The films of Rohmer will be studied as a new "Comedie humaine," offering a rich gallery of the faces of France from the 60s to the 90s, from "La Collectionneuse" to "Conte d’automne..." and, according to his first reviews in "Cahiers du cinema," as a cinematographic work which could rediscover in its own way the liberty of a literary creation (especially in "adaptations" like "La Marquise d’O" and "Perceval le Gallois"). This course will be taught in English.

N. Herpe
2000-2001 Spring

67102 Seminar: Film and Melodrama

This seminar will discuss the ambiguous and protean inheritance that film as a popular form received from 19th century stage melodrama. The stage tradition of melodrama, both in terms of play texts, and performance and staging practices, will be surveyed with readings of 19th century melodramas and descriptions of their staging. Peter Brooks' discussion of "The Melodramatic Imagination" will be crucial to the course, both as an account of the 19th century tradition and as a claim for melodrama as a form that moves across genres. The claim by scholars that 19th century melodramatic stage had inherent ties to cinema as posed by Vardac and critiqued by the recent work of Brewster and Jacobs will also be considered. Melodrama as a form in silent cinema, and as a genre of sound cinema, including its particular relation to the women's film will also be considered, with writings by Mulvey, Doane and others. Films will be screened by Griffith, Feuillade, Sjostrom, Hitchcock, Vidor, Ophuls and Sirk.

2005-2006 Spring

33200 Italian Americana: Literature and Cinema

(CMST 232, CMST 232, GsHum, Ital 289/389)
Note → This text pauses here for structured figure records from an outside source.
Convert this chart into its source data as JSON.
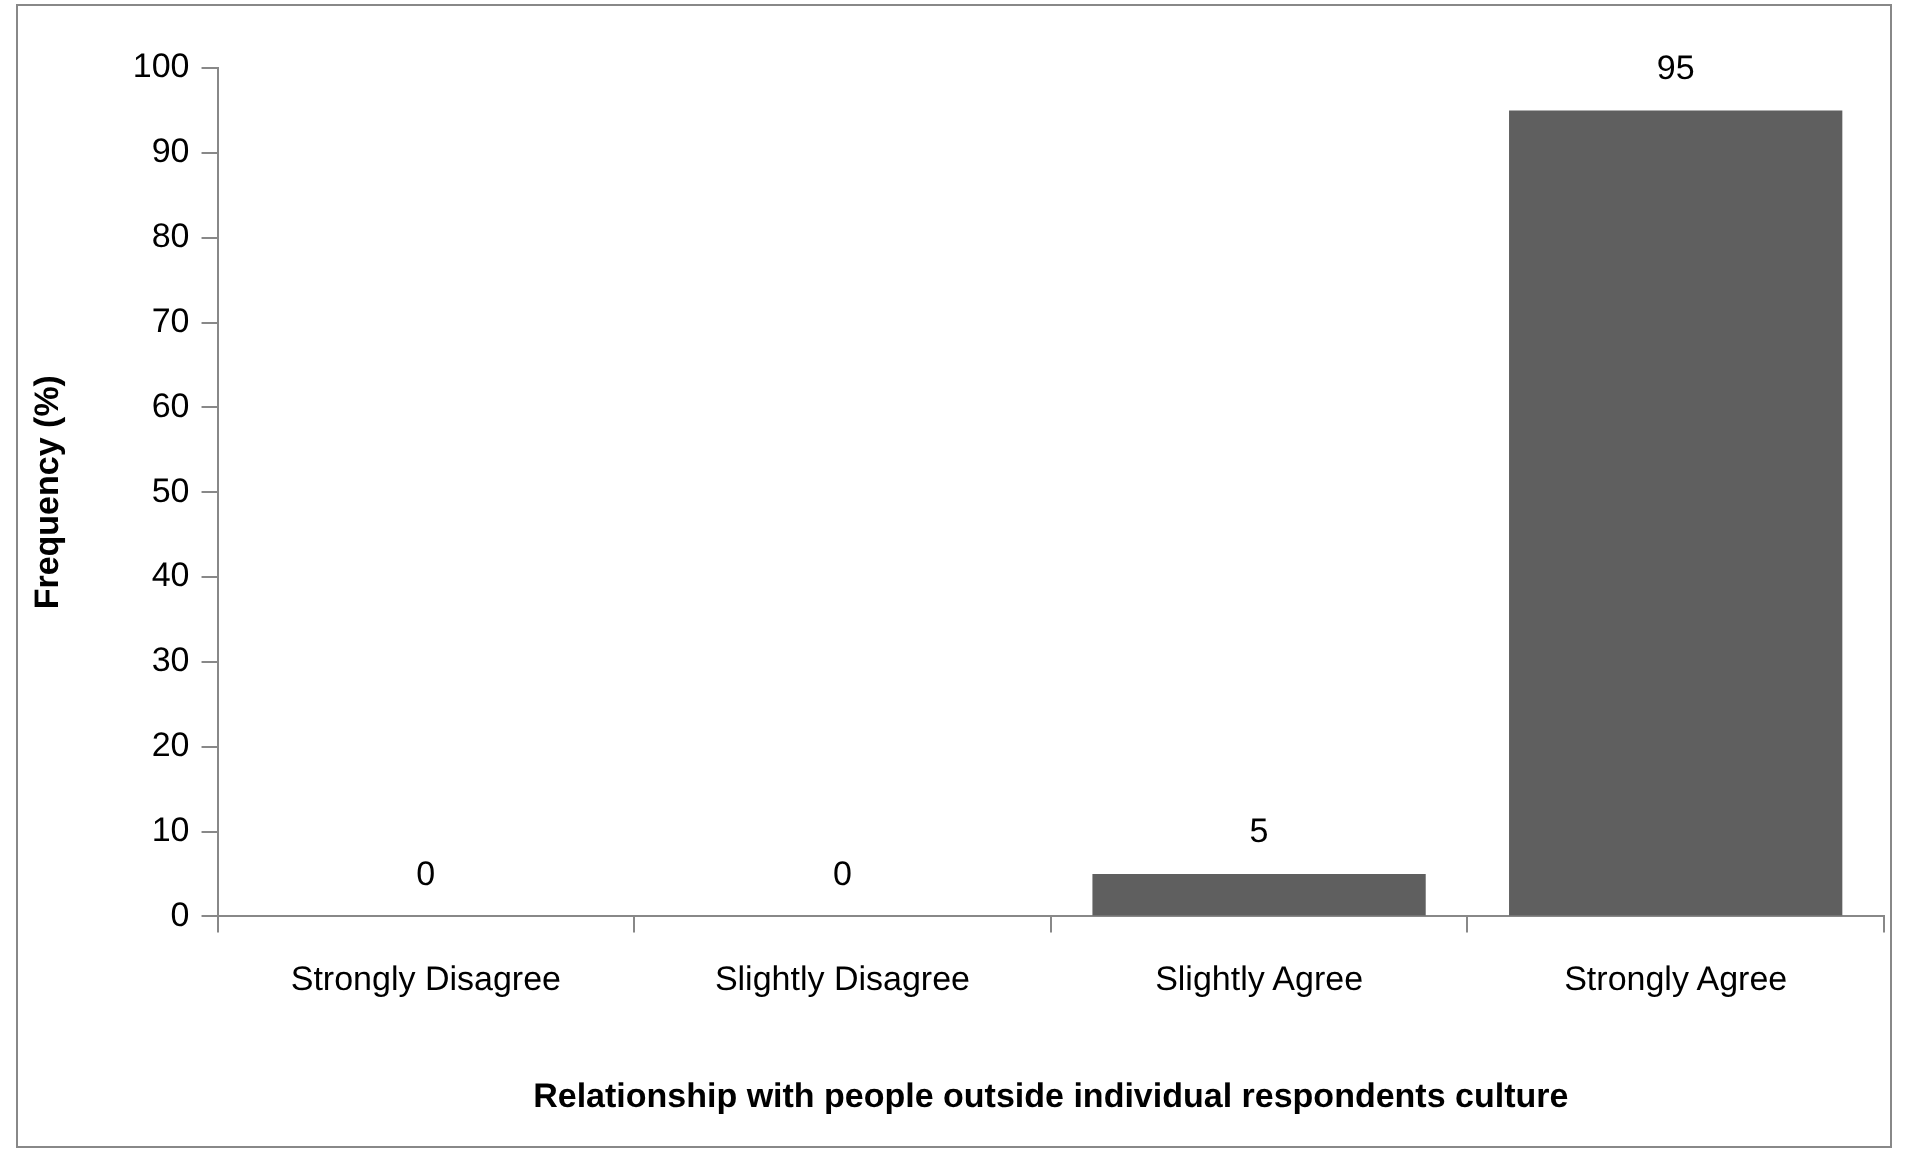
{
  "chart_data": {
    "type": "bar",
    "xlabel": "Relationship with people outside individual respondents culture",
    "ylabel": "Frequency (%)",
    "categories": [
      "Strongly Disagree",
      "Slightly Disagree",
      "Slightly Agree",
      "Strongly Agree"
    ],
    "values": [
      0,
      0,
      5,
      95
    ],
    "color": "#5f5f5f",
    "ylim": [
      0,
      100
    ],
    "yticks": [
      0,
      10,
      20,
      30,
      40,
      50,
      60,
      70,
      80,
      90,
      100
    ],
    "grid": false,
    "legend": false,
    "data_labels": true
  }
}
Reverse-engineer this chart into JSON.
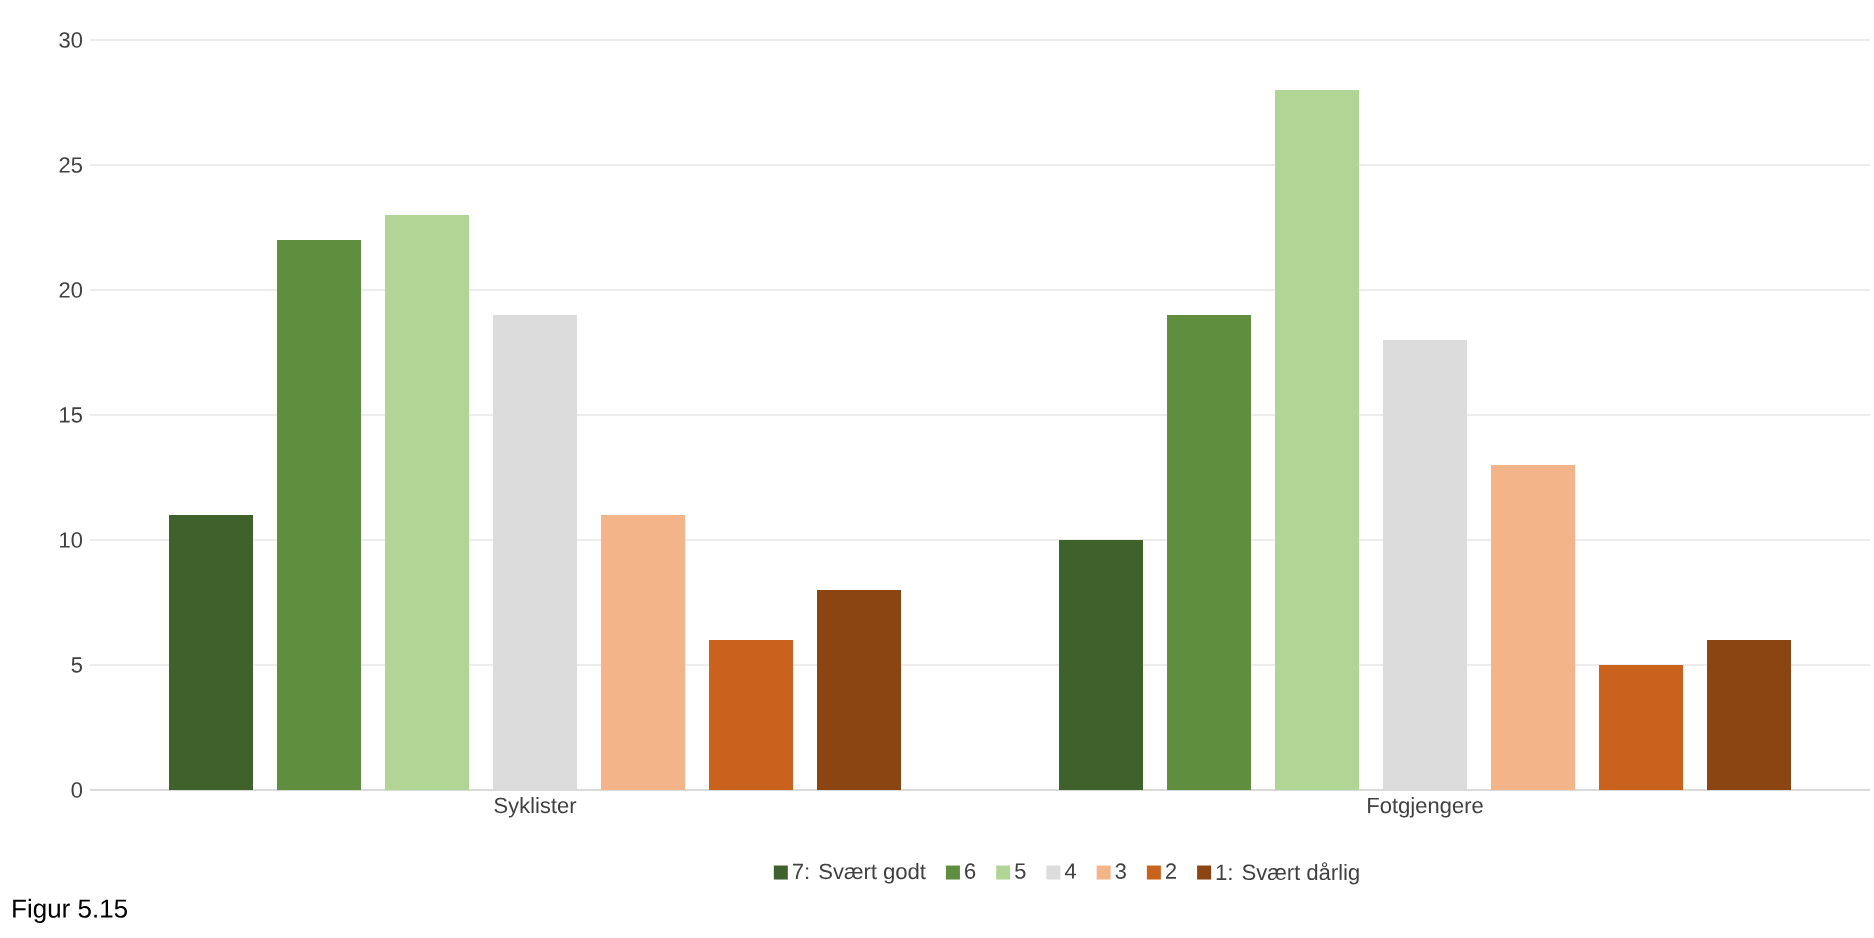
{
  "chart_data": {
    "type": "bar",
    "categories": [
      "Syklister",
      "Fotgjengere"
    ],
    "series": [
      {
        "name": "7: Svært godt",
        "color": "#3f612b",
        "values": [
          11,
          10
        ]
      },
      {
        "name": "6",
        "color": "#5f8f3e",
        "values": [
          22,
          19
        ]
      },
      {
        "name": "5",
        "color": "#b1d595",
        "values": [
          23,
          28
        ]
      },
      {
        "name": "4",
        "color": "#dcdcdc",
        "values": [
          19,
          18
        ]
      },
      {
        "name": "3",
        "color": "#f4b48a",
        "values": [
          11,
          13
        ]
      },
      {
        "name": "2",
        "color": "#c8621c",
        "values": [
          6,
          5
        ]
      },
      {
        "name": "1: Svært dårlig",
        "color": "#8b4513",
        "values": [
          8,
          6
        ]
      }
    ],
    "ylim": [
      0,
      30
    ],
    "yticks": [
      0,
      5,
      10,
      15,
      20,
      25,
      30
    ],
    "grid": "y",
    "legend": "bottom",
    "annotations": [
      "Figur 5.15"
    ]
  }
}
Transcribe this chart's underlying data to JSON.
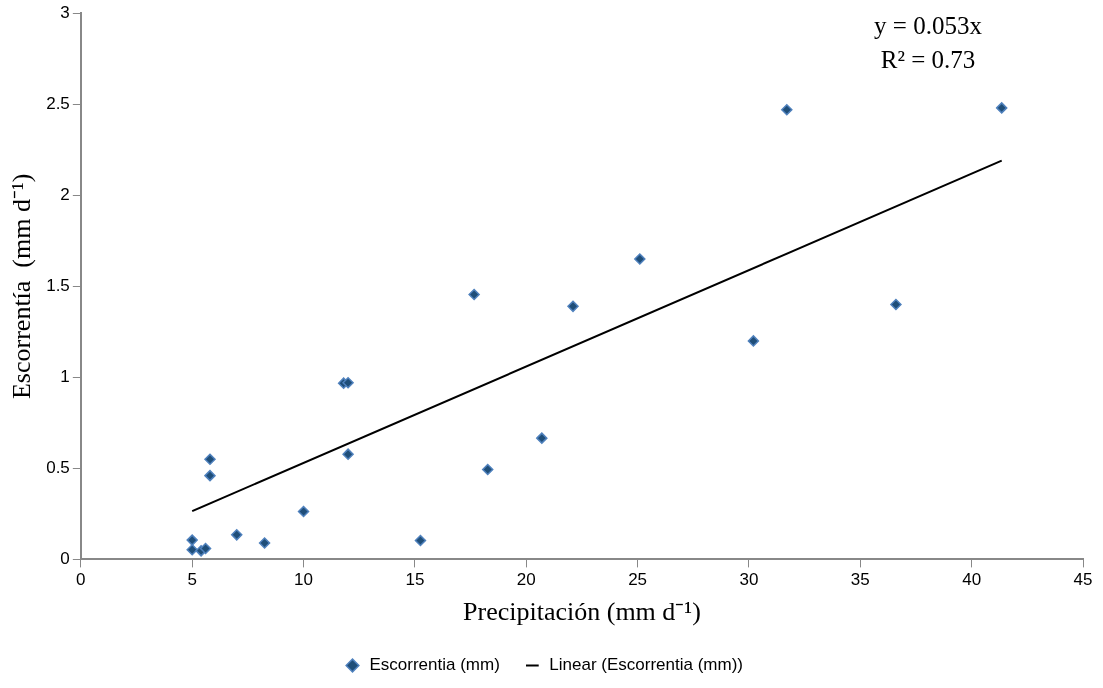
{
  "chart_data": {
    "type": "scatter",
    "xlabel": "Precipitación (mm d⁻¹)",
    "ylabel": "Escorrentía  (mm d⁻¹)",
    "xlim": [
      0,
      45
    ],
    "xticks": [
      0,
      5,
      10,
      15,
      20,
      25,
      30,
      35,
      40,
      45
    ],
    "ylim": [
      0,
      3
    ],
    "yticks": [
      0,
      0.5,
      1,
      1.5,
      2,
      2.5,
      3
    ],
    "grid": false,
    "legend": "bottom",
    "annotations": [
      "y = 0.053x",
      "R² = 0.73"
    ],
    "series": [
      {
        "name": "Escorrentia (mm)",
        "type": "scatter",
        "marker": "diamond",
        "color": "#1f4e79",
        "x": [
          5.0,
          5.0,
          5.4,
          5.6,
          5.8,
          5.8,
          7.0,
          8.25,
          10.0,
          11.8,
          12.0,
          12.0,
          15.25,
          17.66,
          18.27,
          20.7,
          22.1,
          25.1,
          30.2,
          31.7,
          36.6,
          41.35
        ],
        "values": [
          0.106,
          0.053,
          0.047,
          0.06,
          0.55,
          0.46,
          0.135,
          0.09,
          0.263,
          0.968,
          0.97,
          0.578,
          0.104,
          1.455,
          0.494,
          0.666,
          1.39,
          1.65,
          1.2,
          2.47,
          1.4,
          2.48
        ]
      },
      {
        "name": "Linear (Escorrentia (mm))",
        "type": "line",
        "marker": "none",
        "line_style": "solid",
        "color": "#000000",
        "x": [
          5.0,
          41.35
        ],
        "values": [
          0.265,
          2.19
        ]
      }
    ]
  }
}
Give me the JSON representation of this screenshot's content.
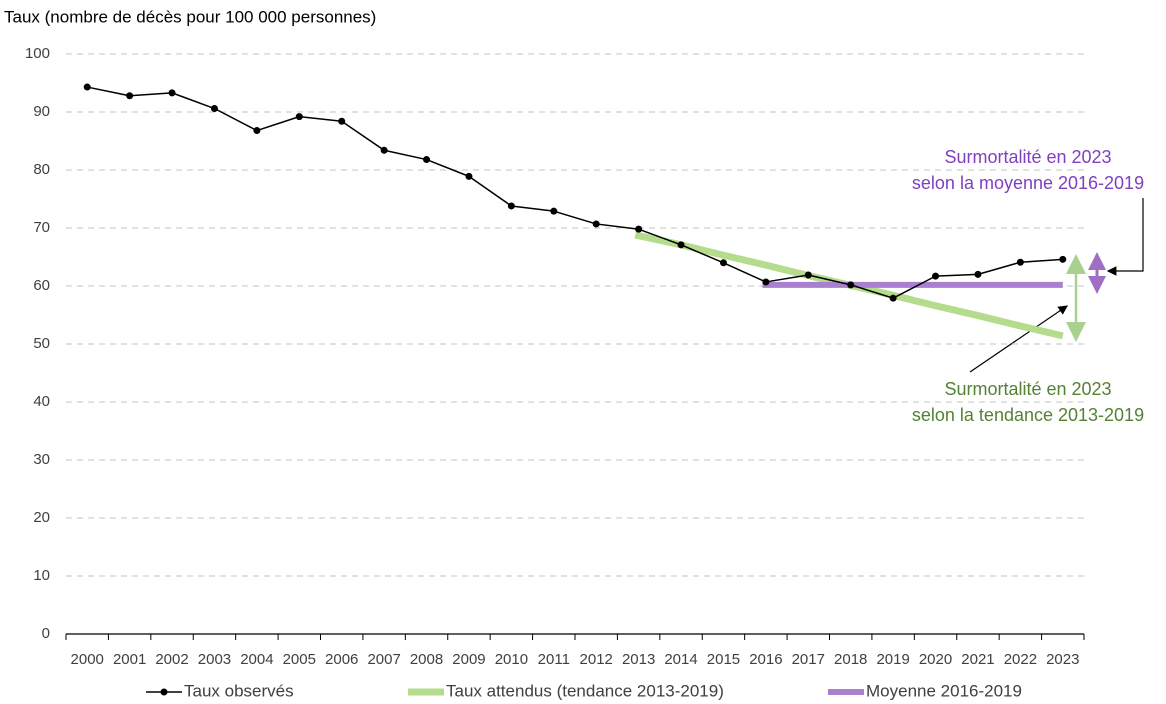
{
  "chart_data": {
    "type": "line",
    "y_label": "Taux (nombre de décès pour 100 000 personnes)",
    "categories": [
      "2000",
      "2001",
      "2002",
      "2003",
      "2004",
      "2005",
      "2006",
      "2007",
      "2008",
      "2009",
      "2010",
      "2011",
      "2012",
      "2013",
      "2014",
      "2015",
      "2016",
      "2017",
      "2018",
      "2019",
      "2020",
      "2021",
      "2022",
      "2023"
    ],
    "series": [
      {
        "name": "Taux observés",
        "color": "#000000",
        "width": 1.5,
        "markers": true,
        "values": [
          94.3,
          92.8,
          93.3,
          90.6,
          86.8,
          89.2,
          88.4,
          83.4,
          81.8,
          78.9,
          73.8,
          72.9,
          70.7,
          69.8,
          67.1,
          64.0,
          60.7,
          61.9,
          60.2,
          57.9,
          61.7,
          62.0,
          64.1,
          64.6
        ]
      },
      {
        "name": "Taux attendus (tendance 2013-2019)",
        "color": "#b4dc8c",
        "width": 7,
        "markers": false,
        "values": [
          null,
          null,
          null,
          null,
          null,
          null,
          null,
          null,
          null,
          null,
          null,
          null,
          null,
          68.8,
          67.1,
          65.3,
          63.6,
          61.8,
          60.1,
          58.4,
          56.6,
          54.9,
          53.1,
          51.4
        ]
      },
      {
        "name": "Moyenne 2016-2019",
        "color": "#a97fd0",
        "width": 6,
        "markers": false,
        "values": [
          null,
          null,
          null,
          null,
          null,
          null,
          null,
          null,
          null,
          null,
          null,
          null,
          null,
          null,
          null,
          null,
          60.2,
          60.2,
          60.2,
          60.2,
          60.2,
          60.2,
          60.2,
          60.2
        ]
      }
    ],
    "ylim": [
      0,
      100
    ],
    "yticks": [
      0,
      10,
      20,
      30,
      40,
      50,
      60,
      70,
      80,
      90,
      100
    ],
    "grid": true,
    "legend": "bottom",
    "annotations": [
      {
        "lines": [
          "Surmortalité en 2023",
          "selon la moyenne 2016-2019"
        ],
        "color": "#7f3fbf"
      },
      {
        "lines": [
          "Surmortalité en 2023",
          "selon la tendance 2013-2019"
        ],
        "color": "#548235"
      }
    ]
  }
}
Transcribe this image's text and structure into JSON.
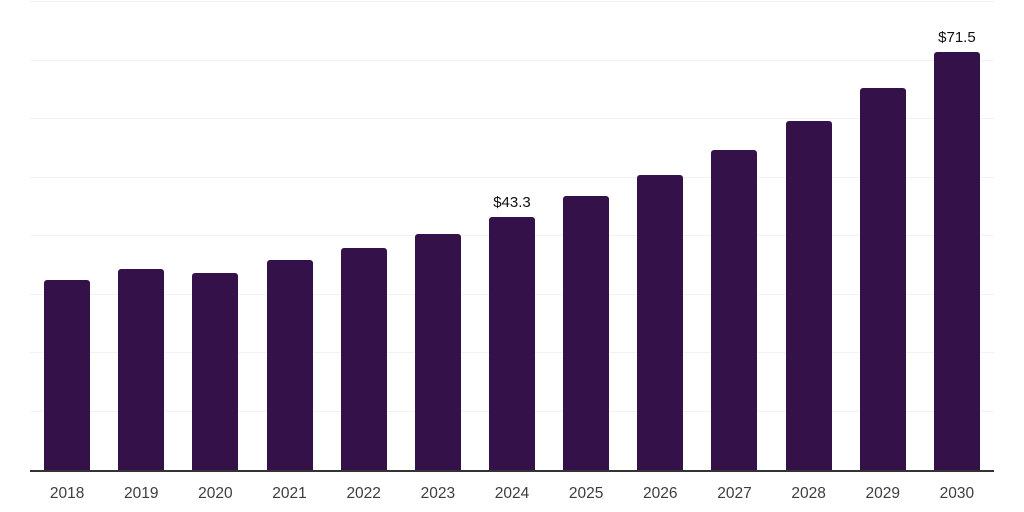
{
  "chart_meta": {
    "background_color": "#ffffff",
    "bar_color": "#341148",
    "grid_color": "#f2f2f2",
    "axis_line_color": "#333333",
    "tick_label_color": "#3d3d3d",
    "data_label_color": "#101010"
  },
  "chart_data": {
    "type": "bar",
    "categories": [
      "2018",
      "2019",
      "2020",
      "2021",
      "2022",
      "2023",
      "2024",
      "2025",
      "2026",
      "2027",
      "2028",
      "2029",
      "2030"
    ],
    "values": [
      32.4,
      34.3,
      33.6,
      35.9,
      37.9,
      40.4,
      43.3,
      46.8,
      50.4,
      54.7,
      59.7,
      65.3,
      71.5
    ],
    "data_labels": {
      "2024": "$43.3",
      "2030": "$71.5"
    },
    "ylim": [
      0,
      80
    ],
    "gridline_step": 10,
    "grid": true,
    "legend_position": "none",
    "xlabel": "",
    "ylabel": ""
  }
}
A study of the history and culture of Italian-Americans through filmic and literary representations. Writers include Helen Barolini, Tina De Rosa, Giose Rimanelli, and Ed McBain (Savatore Lambino); directors include Coppola, Scorsese, Savoca, Cimino, and Ferrara.

2000-2001 Spring

59900 Reading and Research

Consent of instructor. Please register by faculty section.